“Ho deciso di fare causa allo Stato italiano. E’ una questione di giustizia“. Esordisce così, ai microfoni de “L’Italia s’è desta”, su Radio Cusano Campus, Maria Fida Moro, figlia primogenita di Aldo Moro, giornalista ed ex senatrice.
E spiega: “Posto che la legge delle vittime sul terrorismo, legge del 2004, è stata applicata per tutti tranne che per la mia famiglia, al 15mo tentativo di farla applicare volevo ricorrere, per chiara discriminazione, alla Corte europea dei diritti umani dove però potrò andare solo dopo aver tentato tutte le strade in Italia. Ma non è finita: la Commissione parlamentare d’inchiesta sul caso Moro ha trovato l’80% della verità e centinaia di migliaia di documenti. Poi ha secretato tutto per i prossimi 50 anni. Questo è un po’ inquietante. Avevano il diritto giuridico di farlo, ma perché hanno aperto una nuova commissione d’inchiesta se poi viene tutto secretato per 50 anni?”.
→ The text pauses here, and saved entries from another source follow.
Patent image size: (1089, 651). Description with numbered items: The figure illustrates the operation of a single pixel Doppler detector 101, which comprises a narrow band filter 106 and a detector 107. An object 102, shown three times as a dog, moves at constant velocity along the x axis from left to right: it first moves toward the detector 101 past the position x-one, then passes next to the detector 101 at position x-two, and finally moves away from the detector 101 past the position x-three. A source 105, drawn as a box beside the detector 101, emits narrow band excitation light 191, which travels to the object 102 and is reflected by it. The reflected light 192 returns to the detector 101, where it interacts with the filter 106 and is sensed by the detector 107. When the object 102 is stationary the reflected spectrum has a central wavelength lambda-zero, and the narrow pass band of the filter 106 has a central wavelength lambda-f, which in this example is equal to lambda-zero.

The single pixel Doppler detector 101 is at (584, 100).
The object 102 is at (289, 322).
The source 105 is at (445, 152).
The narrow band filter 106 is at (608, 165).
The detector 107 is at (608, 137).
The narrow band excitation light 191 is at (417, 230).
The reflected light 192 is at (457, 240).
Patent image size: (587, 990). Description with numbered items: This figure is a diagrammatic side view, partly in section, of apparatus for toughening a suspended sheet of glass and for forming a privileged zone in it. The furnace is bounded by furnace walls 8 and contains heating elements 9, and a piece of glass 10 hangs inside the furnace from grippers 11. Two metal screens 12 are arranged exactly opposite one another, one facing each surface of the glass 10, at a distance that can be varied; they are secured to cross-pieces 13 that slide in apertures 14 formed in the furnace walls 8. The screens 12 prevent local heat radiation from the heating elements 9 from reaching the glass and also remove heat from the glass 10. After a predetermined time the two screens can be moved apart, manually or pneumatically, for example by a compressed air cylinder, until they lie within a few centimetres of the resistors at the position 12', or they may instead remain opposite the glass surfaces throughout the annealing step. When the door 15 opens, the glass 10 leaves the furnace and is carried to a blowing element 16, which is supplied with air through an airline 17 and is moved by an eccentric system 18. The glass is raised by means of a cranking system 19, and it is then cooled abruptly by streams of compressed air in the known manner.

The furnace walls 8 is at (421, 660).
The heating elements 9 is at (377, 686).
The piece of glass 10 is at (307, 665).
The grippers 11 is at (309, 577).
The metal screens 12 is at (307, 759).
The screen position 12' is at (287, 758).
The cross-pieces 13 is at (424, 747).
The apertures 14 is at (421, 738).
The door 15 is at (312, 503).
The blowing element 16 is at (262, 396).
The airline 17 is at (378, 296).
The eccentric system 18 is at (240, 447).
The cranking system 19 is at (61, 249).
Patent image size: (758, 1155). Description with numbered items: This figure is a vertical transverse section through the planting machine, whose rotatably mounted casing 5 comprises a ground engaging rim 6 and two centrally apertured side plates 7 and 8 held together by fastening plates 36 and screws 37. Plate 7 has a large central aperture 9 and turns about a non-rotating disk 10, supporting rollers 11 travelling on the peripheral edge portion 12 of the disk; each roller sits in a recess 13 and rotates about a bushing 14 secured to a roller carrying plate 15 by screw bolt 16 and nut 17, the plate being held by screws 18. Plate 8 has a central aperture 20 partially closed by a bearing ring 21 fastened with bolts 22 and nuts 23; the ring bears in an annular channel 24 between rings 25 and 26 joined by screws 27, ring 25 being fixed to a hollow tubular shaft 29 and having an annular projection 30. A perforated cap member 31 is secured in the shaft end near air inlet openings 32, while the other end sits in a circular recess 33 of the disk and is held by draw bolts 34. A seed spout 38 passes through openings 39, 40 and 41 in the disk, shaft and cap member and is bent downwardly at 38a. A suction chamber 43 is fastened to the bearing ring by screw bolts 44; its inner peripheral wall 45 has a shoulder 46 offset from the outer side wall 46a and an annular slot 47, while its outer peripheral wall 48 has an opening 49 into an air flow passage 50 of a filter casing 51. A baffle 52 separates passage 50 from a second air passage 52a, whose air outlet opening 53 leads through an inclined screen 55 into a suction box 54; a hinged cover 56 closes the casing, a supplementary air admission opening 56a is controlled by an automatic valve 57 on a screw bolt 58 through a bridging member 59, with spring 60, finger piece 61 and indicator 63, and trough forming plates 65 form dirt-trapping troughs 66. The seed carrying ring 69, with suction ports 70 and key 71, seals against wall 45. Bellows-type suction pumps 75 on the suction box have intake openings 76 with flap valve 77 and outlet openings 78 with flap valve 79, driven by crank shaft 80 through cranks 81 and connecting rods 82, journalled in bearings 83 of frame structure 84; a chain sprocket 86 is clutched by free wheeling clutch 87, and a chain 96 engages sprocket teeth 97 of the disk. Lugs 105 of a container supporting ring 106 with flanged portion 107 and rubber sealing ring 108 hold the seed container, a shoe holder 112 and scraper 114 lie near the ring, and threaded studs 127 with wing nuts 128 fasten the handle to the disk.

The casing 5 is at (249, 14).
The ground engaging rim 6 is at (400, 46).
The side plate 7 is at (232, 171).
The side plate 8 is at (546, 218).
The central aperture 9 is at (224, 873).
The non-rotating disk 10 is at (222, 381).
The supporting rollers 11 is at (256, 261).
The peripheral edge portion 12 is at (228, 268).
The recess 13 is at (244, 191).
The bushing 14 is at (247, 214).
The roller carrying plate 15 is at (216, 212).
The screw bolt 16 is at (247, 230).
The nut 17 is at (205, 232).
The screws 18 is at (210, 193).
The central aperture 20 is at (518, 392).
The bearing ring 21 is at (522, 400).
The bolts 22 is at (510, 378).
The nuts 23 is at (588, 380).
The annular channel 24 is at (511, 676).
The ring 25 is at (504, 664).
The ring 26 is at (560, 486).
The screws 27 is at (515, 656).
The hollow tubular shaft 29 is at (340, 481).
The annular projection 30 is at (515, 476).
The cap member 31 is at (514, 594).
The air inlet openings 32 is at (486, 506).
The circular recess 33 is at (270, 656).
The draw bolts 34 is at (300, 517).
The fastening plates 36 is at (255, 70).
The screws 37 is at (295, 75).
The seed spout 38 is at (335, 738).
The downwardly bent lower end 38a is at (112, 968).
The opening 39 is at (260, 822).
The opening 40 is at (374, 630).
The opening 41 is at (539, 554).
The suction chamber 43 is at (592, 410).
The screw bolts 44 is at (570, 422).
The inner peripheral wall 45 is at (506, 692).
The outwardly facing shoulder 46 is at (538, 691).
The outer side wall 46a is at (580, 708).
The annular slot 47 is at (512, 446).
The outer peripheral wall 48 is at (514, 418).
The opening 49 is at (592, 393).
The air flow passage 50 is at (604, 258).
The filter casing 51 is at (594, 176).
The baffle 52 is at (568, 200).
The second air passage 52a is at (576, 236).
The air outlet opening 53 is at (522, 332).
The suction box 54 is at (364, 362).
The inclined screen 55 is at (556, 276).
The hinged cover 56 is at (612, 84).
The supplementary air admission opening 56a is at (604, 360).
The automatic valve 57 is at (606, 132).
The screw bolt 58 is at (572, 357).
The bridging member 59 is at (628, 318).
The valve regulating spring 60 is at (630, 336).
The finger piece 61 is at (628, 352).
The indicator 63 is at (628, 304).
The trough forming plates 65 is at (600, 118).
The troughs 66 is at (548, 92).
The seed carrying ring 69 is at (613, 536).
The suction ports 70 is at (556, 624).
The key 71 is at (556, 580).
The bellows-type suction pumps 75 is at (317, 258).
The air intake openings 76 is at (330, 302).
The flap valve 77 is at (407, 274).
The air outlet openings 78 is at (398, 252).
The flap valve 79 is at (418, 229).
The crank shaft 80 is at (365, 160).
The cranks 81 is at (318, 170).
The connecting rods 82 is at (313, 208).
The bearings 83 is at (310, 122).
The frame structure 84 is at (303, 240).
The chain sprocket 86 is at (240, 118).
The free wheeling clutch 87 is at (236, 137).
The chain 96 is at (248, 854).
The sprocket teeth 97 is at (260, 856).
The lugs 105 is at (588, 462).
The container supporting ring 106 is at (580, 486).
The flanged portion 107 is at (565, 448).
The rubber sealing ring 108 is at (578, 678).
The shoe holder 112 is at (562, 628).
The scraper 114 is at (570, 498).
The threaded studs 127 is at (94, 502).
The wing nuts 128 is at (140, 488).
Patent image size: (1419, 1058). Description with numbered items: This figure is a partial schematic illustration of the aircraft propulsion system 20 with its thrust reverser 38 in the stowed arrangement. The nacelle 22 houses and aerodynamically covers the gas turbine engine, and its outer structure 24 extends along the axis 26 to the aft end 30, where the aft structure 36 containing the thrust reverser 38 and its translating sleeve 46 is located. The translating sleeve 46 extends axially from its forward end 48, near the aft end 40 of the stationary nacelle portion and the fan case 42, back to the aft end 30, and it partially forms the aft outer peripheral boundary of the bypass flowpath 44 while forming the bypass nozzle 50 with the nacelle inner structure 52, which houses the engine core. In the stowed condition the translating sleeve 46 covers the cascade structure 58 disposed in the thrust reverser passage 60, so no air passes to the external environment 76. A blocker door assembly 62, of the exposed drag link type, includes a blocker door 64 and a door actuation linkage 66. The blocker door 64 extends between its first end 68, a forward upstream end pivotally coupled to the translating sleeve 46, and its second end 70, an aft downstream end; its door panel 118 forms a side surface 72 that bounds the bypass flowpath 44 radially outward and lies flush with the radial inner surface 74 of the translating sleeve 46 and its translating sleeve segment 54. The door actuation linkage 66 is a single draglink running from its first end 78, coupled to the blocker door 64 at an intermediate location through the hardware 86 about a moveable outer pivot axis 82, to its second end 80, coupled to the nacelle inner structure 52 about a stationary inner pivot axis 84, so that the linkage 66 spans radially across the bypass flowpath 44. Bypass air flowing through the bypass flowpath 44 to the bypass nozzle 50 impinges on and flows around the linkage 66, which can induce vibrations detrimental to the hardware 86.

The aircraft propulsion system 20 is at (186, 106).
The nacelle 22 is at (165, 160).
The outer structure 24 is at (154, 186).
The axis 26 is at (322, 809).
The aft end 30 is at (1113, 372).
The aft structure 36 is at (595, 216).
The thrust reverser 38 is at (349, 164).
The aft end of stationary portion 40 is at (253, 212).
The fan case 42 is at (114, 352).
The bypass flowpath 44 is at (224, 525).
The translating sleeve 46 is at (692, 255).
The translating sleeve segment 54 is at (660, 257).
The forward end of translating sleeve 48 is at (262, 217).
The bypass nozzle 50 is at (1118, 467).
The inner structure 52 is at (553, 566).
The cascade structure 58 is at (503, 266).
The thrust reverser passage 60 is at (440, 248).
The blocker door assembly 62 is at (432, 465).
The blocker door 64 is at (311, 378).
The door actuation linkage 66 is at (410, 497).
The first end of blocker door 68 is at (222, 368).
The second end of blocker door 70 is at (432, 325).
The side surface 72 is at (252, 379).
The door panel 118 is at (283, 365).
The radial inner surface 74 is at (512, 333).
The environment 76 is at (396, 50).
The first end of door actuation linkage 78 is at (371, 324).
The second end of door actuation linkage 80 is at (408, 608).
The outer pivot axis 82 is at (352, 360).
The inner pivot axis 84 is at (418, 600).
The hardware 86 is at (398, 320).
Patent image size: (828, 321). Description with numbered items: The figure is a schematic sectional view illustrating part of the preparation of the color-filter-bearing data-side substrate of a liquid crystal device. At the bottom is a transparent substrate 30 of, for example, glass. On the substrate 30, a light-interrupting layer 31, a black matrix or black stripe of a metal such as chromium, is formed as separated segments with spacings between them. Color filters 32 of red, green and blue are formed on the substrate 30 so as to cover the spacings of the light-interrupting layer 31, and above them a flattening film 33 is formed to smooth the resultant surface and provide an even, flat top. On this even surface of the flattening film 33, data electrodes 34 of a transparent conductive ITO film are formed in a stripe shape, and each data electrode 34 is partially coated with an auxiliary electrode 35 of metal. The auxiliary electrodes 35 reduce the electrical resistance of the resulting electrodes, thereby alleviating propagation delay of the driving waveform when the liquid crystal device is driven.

Maria Fida Moro aggiunge: “Oltre a questo, ci sono sono tanti comportamenti che non vanno bene. Ad esempio, i familiari delle vittime erano stati invitati a vedere la fiction con Michele Placido, che non mi era piaciuta per niente come tutti i film e le fiction sul caso Moro. Mi piace un po’ il film ‘Piazza delle Cinque Lune’ di Renzo Martinelli, che almeno distingue tra la parte romanzata e quella di cronaca. Comunque, ci invitano alla prima di questa fiction con un comunicato terribile che diceva: ‘Sarebbe meglio se non veniste’. Questo accade perché noi richiamiamo all’attenzione della coscienza del popolo sovrano la parte dolente di questa ingiustizia conclamata che è il caso Moro. Possono parlare tutti e dire le peggiori stupidaggini, tranne noi. Tutti vogliono trovare un posto in questa vicenda, ma non nel dolore e nella verità, ma nella fama”.
Poi entra nel dettaglio della legge inapplicata: “Mio padre è emblema delle vittime del terrorismo, ma per lui la legge non vale. A me, figlia maggiore, ex senatore della Repubblica, non possono applicare la legge. Con questa legge ti viene data una pensione virtuale che aggiunge degli anni virtuali a quelli che tu hai effettivamente fatto. Mio padre ha dato tutte le sue indennità parlamentari ai bambini poveri perché potessero studiare. Era un grillino ante litteram, però nello spirito iniziale, io sono stata al secondo V-day di Torino nel 2008, una delle più belle manifestazioni a cui io abbia partecipato, e mi chiedo dove sia finito quello spirito. Lo Stato, come fa in tutti gli altri casi di vittime, prende gli applausi, ma ricordo un ministro che a una celebrazione ridacchiava con un altro (Alfonso Pecoraro Scanio con Vasco Errani ai funerali dei militari morti nell’attentato di Nassiriya nel 2006, ndr). Questi” – prosegue – “non devono venire alle celebrazioni. Non servono le ricorrenze, le corone di fiori, il giorno della memoria. Servirebbero un silenzio rispettoso e l’applicazione delle leggi dello Stato. Hanno negato l’evidenza in una maniera sovraumana. La Commissione parlamentare che ha secretato gli atti ha scoperto che la mattina del 13 marzo la Gdf è andata nel covo giusto e il portiere gli ha detto: ‘Non è qui’. Lo Stato si è girato dall’altra parte. Io non ho il potere di giudicare, chiedo solo conto allo Stato del suo comportamento”.
Battuta finale sulla solidarietà accreditata dai vertici democristiani alla famiglia Moro: “Dopo la morte di mio padre il mondo si è diviso in due: la gente della strada ci accoglieva, poi c’era il potere che ci disprezzava, ci ignorava. Andreotti stranamente quel poco che poteva fare l’ha fatto, ha risposto alle lettere, ha risposto al telefono, ha mandato a mio figlio Luca un violino il giorno del suo compleanno. che era di una corrente politica avversa a quella mio padre, almeno è stato gentile. Vogliamo parlare di Cossiga che era un amico di mio padre e si davano del tu? Cossiga cosa ha fatto? Niente“.
E chiosa: “Quando è stato eletto presidente della Repubblica, Cossiga mi ha chiamato al telefono dal Quirinale e mi ha detto: ‘La prima telefonata che faccio da presidente è per voi, sono a disposizione’. Poi è sparito nel nulla. Una volta gli chiesi di far visitare a un bambino malato la carrozza d’oro che sta nelle scuderie del Quirinale chiedendo che potesse andare fuori orario. La sua risposta è stata no“.